To take full advantage of model-guided development, however, requires a different software development process that is more difficult to adapt to older code bases overnight. Still, this adaptation is significantly less effort than, say, porting a C code base to Go or Rust. Model-guided development and other types of formal methods aren't silver bullets, and they aren't perfect. But, they are much more effective tools for building better systems than a language or compiler on its own.
I suspect that the OpenBSD developers will adapt to using a model-guided approach. They make use of some static analysis tools already. I find this much more likely than the OpenBSD team switching to Go or Rust, as it is a much more pragmatic solution and a more powerful solution.

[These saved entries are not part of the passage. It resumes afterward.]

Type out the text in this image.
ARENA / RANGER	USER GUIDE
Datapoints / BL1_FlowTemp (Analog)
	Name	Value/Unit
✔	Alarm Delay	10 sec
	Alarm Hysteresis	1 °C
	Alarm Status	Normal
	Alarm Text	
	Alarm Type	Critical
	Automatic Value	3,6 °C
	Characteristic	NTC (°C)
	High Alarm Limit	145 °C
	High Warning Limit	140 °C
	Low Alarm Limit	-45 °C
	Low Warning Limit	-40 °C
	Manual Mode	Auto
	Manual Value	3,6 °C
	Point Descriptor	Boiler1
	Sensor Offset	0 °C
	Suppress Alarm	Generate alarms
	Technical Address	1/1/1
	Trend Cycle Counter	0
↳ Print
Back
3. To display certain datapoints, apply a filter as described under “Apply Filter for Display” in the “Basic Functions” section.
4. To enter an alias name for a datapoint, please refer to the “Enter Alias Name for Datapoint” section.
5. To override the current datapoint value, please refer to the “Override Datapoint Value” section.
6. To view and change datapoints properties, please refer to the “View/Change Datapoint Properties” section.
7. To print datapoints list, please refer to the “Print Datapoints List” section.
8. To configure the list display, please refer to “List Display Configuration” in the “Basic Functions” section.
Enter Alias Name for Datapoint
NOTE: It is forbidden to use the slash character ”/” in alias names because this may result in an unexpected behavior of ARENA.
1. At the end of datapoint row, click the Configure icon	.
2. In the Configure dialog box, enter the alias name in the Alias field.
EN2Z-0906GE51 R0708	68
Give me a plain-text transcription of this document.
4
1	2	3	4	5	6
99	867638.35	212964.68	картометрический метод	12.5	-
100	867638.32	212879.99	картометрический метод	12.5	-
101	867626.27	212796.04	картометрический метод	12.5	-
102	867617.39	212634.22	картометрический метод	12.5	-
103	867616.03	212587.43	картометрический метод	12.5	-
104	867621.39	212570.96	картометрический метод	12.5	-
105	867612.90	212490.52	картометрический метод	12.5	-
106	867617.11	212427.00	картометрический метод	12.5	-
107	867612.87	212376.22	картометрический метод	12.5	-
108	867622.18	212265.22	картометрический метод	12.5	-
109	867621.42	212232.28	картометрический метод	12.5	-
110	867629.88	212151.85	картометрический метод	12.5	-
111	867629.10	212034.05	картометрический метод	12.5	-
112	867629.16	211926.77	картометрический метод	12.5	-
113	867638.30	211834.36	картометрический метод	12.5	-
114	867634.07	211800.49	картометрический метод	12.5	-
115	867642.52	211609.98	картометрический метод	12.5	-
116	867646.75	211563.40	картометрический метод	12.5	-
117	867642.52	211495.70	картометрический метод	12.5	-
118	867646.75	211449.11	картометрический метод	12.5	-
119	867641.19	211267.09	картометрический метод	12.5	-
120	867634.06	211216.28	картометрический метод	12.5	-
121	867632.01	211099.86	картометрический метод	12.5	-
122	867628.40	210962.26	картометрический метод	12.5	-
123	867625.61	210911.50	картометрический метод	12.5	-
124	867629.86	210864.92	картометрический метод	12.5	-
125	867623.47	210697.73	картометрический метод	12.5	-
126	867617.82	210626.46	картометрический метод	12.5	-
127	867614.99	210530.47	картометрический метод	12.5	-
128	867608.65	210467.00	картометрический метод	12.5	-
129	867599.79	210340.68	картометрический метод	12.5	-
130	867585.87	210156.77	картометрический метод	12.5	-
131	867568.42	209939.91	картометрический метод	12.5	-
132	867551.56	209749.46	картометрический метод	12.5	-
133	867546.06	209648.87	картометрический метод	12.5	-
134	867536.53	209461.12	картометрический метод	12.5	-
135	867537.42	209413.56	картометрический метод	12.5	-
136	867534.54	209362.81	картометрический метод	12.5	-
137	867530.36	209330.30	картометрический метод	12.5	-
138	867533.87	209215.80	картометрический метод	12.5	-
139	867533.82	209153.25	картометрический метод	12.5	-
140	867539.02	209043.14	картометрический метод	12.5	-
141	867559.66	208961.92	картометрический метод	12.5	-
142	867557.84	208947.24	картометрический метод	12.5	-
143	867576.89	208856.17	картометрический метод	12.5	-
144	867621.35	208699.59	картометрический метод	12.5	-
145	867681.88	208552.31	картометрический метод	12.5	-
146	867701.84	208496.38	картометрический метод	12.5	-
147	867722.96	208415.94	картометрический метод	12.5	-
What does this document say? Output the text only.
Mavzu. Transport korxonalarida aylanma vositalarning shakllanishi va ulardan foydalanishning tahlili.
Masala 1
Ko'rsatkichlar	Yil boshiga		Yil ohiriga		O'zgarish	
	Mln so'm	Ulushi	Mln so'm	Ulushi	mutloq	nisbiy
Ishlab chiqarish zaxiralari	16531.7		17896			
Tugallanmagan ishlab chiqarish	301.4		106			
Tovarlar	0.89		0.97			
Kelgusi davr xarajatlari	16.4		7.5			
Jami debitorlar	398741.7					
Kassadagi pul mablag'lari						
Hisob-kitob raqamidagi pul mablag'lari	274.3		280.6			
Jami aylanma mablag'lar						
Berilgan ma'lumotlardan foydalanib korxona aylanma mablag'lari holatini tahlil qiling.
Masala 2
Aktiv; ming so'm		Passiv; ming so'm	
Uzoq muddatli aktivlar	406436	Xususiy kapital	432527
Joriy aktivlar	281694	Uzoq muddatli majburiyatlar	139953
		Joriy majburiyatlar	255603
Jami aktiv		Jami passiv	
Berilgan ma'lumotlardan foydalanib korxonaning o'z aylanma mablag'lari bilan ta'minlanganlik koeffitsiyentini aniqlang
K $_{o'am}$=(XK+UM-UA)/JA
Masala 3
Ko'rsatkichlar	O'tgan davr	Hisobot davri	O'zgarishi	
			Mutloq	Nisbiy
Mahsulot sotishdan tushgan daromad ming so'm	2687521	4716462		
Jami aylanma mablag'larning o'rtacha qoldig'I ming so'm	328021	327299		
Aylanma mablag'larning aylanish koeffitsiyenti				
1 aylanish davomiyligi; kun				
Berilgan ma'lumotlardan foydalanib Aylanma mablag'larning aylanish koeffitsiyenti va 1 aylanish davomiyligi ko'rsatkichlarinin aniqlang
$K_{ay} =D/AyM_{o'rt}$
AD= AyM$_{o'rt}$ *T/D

I am skeptical of the claim that it is more "pragmatic" to adopt formal methods to achieve memory safety, as the number of projects that achieve memory safety through formal methods is multiple orders of magnitude smaller than the number of projects that achieve memory safety through just writing in a memory-safe language.
OpenBSD, AFAIC, has not announced any plans. But, there are plenty of tools out there that work. CBMC is a solid example and it is one I have used to great success with both systems programming and firmware development. As noted, this requires both a process change and a use of this tooling. Properly using assertions is a skill, but it can typically be cross-checked using existing manual processes with the added benefit of catching logic issues like the one that caused this RCE.
Which tools would I start googling if I wanted to learn more about this?
Rewriting the world in some safe language isn't a panacea, this meme is getting very old.